Great progress on increasing your net worth smilingsaver. Nothing beats the feeling of seeing a negative net worth to a positive one. Good luck in BC and hopefully the lower tax rate will help you save even more. I would love to read about your house hunting experience in BC. Hopefully, it’s not as crazy as Ontario.

7 years ago

Congrats on the new job and great progress this month. Wish you guys all the best. Never been to b.c I would love to go sometime

7 years ago

Hey great work and thanks for the updates and sharing the funny details of moving provinces.
We couldn’t believe how much cheese cost in Edmonton when we moved lived there (2001-2002)!

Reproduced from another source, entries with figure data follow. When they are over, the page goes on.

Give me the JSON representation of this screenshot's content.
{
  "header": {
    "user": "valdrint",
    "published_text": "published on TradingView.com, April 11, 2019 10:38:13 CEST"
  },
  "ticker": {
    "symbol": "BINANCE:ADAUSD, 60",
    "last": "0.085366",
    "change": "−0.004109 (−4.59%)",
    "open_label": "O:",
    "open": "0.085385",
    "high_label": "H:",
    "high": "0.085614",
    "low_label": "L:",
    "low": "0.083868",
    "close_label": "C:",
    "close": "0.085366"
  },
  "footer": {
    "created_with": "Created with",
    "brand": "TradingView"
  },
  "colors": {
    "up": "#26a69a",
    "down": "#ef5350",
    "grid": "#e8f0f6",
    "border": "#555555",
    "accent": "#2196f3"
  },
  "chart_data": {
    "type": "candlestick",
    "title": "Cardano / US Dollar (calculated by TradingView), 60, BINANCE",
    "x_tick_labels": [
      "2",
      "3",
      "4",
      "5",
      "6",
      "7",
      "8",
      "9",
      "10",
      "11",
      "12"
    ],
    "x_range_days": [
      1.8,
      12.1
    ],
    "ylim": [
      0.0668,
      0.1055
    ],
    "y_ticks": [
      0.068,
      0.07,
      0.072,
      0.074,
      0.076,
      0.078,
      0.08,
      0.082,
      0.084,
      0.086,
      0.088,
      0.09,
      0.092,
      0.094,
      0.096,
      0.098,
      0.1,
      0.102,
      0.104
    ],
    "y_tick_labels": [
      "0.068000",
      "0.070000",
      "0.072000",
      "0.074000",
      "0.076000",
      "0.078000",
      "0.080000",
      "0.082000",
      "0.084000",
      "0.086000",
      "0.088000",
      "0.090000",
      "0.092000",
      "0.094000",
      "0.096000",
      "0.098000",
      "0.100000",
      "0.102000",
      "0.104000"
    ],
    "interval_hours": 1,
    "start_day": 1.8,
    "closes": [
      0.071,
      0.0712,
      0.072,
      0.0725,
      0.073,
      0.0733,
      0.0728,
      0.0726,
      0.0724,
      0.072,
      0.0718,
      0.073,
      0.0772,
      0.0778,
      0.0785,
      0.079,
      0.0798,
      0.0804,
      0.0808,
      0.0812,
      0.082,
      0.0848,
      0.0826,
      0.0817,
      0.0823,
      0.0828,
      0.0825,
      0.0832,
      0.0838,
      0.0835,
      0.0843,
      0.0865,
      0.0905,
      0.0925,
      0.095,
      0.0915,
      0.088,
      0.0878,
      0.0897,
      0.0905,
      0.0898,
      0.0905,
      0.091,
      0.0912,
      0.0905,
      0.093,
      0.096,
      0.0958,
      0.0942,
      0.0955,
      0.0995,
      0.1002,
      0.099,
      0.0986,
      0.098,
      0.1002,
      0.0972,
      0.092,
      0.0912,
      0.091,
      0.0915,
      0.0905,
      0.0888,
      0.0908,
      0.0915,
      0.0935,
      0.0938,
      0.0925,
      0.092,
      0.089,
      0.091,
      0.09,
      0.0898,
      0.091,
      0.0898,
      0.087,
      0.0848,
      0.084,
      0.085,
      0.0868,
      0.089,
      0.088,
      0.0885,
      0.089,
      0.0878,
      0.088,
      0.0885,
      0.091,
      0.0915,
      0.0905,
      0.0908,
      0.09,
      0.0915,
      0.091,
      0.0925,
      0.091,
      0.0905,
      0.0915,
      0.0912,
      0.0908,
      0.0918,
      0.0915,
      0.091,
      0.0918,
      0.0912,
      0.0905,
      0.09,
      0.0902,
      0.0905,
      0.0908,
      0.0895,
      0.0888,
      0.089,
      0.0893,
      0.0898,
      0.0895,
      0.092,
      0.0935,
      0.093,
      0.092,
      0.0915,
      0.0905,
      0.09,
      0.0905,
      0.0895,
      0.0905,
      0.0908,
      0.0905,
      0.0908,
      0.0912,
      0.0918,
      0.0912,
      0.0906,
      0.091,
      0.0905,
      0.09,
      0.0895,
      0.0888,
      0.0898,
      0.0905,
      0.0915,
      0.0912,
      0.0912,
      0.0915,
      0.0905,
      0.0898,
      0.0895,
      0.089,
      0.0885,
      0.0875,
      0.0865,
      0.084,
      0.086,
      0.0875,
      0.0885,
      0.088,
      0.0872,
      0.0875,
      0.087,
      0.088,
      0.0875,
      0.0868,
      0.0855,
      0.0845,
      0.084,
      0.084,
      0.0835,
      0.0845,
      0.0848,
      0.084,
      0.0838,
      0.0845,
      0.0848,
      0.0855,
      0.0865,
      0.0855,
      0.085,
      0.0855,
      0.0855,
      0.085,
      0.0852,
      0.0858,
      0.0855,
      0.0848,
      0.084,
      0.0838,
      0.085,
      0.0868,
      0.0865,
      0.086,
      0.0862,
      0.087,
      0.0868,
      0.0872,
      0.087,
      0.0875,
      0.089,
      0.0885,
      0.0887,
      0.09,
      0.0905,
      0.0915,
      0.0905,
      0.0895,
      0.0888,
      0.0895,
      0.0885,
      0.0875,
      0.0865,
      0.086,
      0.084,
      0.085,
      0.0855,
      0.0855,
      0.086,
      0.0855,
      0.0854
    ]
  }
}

I think you two are going to do great — looking forward to seeing the progress.

7 years ago

I admire your drive & will certainly enjoy watching your progress.
Also, an immigrant to Canada (’81 as an M.Eng), I spent everything I could spare foolishly accumulating rental properties while interest rates hovered around 18-19%.
Amused by my drive for ‘blood, sweat & tears equity’, my colleagues invested in large homes, new vehicles, vacations & failed marriages.
The rest is history & I retired at 49 with a healthy portfolio of properties all free & clear.
It was a tough, frugal, exhausting grind but worth the ultimate freedom from a JOB & worrying about ever having enough for retirement.
Taking full advantage of the maximum tax deductions of an RRSP, my Questrade RRSP generates in excess of $40k/yr in dividends.
Good luck & enjoy your journey to financial freedom !!!

7 years ago
Reply to  Pat

Hello Pat,

I love hearing success stories from people who make good financial decisions. I know this is SmilingSavers page (who is doing a great job) but, I’d like to know how many rentals you acquired and what type. Was it the rentals or the dividend investments that were more advantageous for your success?

7 years ago

You should be able to move the LIRA funds into an RRSP because its under $10,000. Which should be easier down the road should you needs funds, and especially if there are account minimum fees.